In concorso per il Pardo d’oro alla 77esima edizione del Locarno Film Festival, La Mort viendra (Death Will Come) è una coproduzione tedesca con la regia di Christoph Hochhäusler, critico noto per interviste a cineasti illustri e autore di lungometraggi presentati tra Cannes e Berlino, tra cui il penultimo Bis ans Ende der Nacht(Orso d’argento per la migliore interpretazione da non protagonista).
La Mort viendra dipana in un intrigo criminale un mondo sommerso di malavita e tradimenti, di boss distinti e intoccabili e killer a pagamento: un algido nucleo implacabile di affari e spietatezza dove la morte e il destino flirtano inevitabilmente in una bolla atemporale in contiguità tra quotidianità e illegalità. Nel cast Sophie Verbeeck, Louis-Do de Lencquesaing, Marc Limpach, Mourade Zeguendi.
La tragedia classica nella modernità
Francia, ai giorni nostri. Charles Mahr, gangster potentissimo, ingaggia Tez, una giovane donna che uccide per denaro. Il suo incarico è scoprire per conto di Mahr chi ha assassinato un suo corriere. Nel corso degli eventi Tez però si renderà conto di essere una mera pedina e una potenziale vittima di una trama criminale dove la verità non è mai quella che sembra e dove urge che assuma anche il ruolo di vendicatrice.
In un film dove il plot conta meno dell’atmosfera e dove l’intrigo thrilling conta meno dei personaggi, Christoph Hochhäusler, come un burattinaio dalla cinepresa ben salda, manovra i meccanismi di genere con sicura padronanza ma senza intenti immersivi o filologici, come se La Mort viendra volesse esaminare le tematiche esistenziali proprie del gangster movie più che imporsi come opera di intrattenimento o di riscrittura delle leggi che presiedono a un fortunato e non sempre rivisitato filone.
Non casualmente lo stesso regista, a commento del suo lavoro, cita testualmente il sommo esponente europeo del polarJean-Pierre Melville (Frank Costello faccia d’angelo, I senza nome) per avvalorare l’intento di appropriarsi con occhio analitico e contemplativo della materia più rappresentativa del genere: la fatalità della concatenazione delle forze del male, la caduta irreversibile del potere più sanguinoso nelle mani di un fato beffardo, le ombre delle apparenze che celano realtà accecanti:
mi affascina come i film di gangster parlino senza filtri di morte e destino al di là del realismo del cinema contemporaneo. Quale “moderna forma della tragedia” (J.-P. Melville), questo genere offre, giocosamente, l’ “estrema unzione”.
Uno sbiadito epitaffio
La Mort viendra (dove la morte con l’iniziale maiuscola è allegoria e ancella simbiotica dell’ananke greca), pur nella sua inesorabilità narrativa fin dal titolo, non si appropria tuttavia dei toni statuari dell’epopea tragica, non imbastisce un racconto per metafore per affrescare recenti solitudini sociali, non adotta un piglio antropologico che spazi tra la psicologia dei criminali.

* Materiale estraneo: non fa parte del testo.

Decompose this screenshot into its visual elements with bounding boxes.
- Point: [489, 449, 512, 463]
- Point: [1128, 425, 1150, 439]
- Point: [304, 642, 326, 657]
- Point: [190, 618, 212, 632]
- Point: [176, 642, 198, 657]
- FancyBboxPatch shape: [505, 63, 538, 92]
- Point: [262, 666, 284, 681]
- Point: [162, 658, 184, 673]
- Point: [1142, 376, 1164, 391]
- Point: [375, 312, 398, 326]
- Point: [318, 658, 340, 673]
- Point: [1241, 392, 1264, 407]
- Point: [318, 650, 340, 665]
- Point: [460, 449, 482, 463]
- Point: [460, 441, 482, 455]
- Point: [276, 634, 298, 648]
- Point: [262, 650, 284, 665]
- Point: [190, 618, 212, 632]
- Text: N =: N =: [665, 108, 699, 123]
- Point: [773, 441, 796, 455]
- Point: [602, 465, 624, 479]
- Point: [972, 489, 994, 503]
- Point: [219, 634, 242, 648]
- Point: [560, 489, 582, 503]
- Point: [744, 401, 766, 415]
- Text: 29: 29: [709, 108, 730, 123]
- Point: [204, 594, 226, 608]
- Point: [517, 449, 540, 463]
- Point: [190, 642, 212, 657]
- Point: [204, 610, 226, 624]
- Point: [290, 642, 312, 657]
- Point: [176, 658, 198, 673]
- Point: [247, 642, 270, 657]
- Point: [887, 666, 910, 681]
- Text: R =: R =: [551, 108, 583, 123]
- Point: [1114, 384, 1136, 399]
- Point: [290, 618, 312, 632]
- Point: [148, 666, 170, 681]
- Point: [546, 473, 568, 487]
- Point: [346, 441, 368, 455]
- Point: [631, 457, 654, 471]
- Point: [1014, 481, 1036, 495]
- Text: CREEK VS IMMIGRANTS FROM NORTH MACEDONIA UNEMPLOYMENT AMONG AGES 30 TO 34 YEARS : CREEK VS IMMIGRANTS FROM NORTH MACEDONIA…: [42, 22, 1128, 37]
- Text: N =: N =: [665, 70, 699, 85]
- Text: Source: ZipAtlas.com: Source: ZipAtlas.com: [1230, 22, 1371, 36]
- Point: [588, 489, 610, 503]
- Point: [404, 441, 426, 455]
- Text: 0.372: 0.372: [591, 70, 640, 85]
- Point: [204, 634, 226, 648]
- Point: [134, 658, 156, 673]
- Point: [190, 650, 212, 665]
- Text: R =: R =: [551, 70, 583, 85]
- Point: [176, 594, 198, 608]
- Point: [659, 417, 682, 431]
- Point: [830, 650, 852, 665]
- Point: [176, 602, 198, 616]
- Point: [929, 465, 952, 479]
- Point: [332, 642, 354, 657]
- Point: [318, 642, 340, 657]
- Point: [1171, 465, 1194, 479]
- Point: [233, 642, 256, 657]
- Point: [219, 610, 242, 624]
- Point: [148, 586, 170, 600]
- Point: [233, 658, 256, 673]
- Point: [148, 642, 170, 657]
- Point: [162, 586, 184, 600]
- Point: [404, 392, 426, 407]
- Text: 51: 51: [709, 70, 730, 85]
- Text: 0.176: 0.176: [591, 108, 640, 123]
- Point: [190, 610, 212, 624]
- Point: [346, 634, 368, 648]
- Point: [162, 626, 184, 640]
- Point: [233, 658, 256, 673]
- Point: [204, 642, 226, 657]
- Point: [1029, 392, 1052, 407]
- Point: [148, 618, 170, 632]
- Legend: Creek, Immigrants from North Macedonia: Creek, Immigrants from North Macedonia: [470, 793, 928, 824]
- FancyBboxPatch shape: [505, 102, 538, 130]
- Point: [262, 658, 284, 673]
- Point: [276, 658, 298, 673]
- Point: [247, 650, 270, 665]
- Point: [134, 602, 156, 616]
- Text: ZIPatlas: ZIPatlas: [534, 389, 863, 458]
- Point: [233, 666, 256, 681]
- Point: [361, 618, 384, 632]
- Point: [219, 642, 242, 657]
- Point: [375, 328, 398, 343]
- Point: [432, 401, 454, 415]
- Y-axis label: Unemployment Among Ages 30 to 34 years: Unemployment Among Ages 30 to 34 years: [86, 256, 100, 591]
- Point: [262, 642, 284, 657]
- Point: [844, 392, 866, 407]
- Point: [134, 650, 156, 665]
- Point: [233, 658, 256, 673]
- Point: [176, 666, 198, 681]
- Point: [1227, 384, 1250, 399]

In un film che non vanta originalità stilistiche e che preferisce procedere su binari rodati di classicità di racconto e nitida leggibilità, si staglia piuttosto la solitudine esistenziale della malavita più facoltosa che non ha nulla di melanconico, la cristallizzazione di un sottobosco asettico e violento che è tattile, intriso di banale quotidianità e astratto insieme, la messa a fuoco di un microcosmo invisibile che appare contiguo al nostro reale e insieme indifferente e atemporale, ripiegato nei suoi interessi di accumulo capitalistico e sopraffazione umana.
La Mort viendra diventa quindi, come nel manifesto di intenti del regista, il canto del cigno di un genere di cui si cerca di sparpagliare le carte per suggellare il freddo crepuscolo degli antieroi. Scevro tuttavia di una carica riflessiva sul cinema stesso, di un ampio sguardo sociologico e di una rifinitura più prospettica dei personaggi, il film non riesce a vantare audacia formale e complessità espressiva, scivolando anche sull’elemento di maggior richiamo visivo: la figura femminile, la killer su commissione interpretata da Sophie Verbeeck, una Nikita dall’umanità pensante, che si approva senza memoria futura.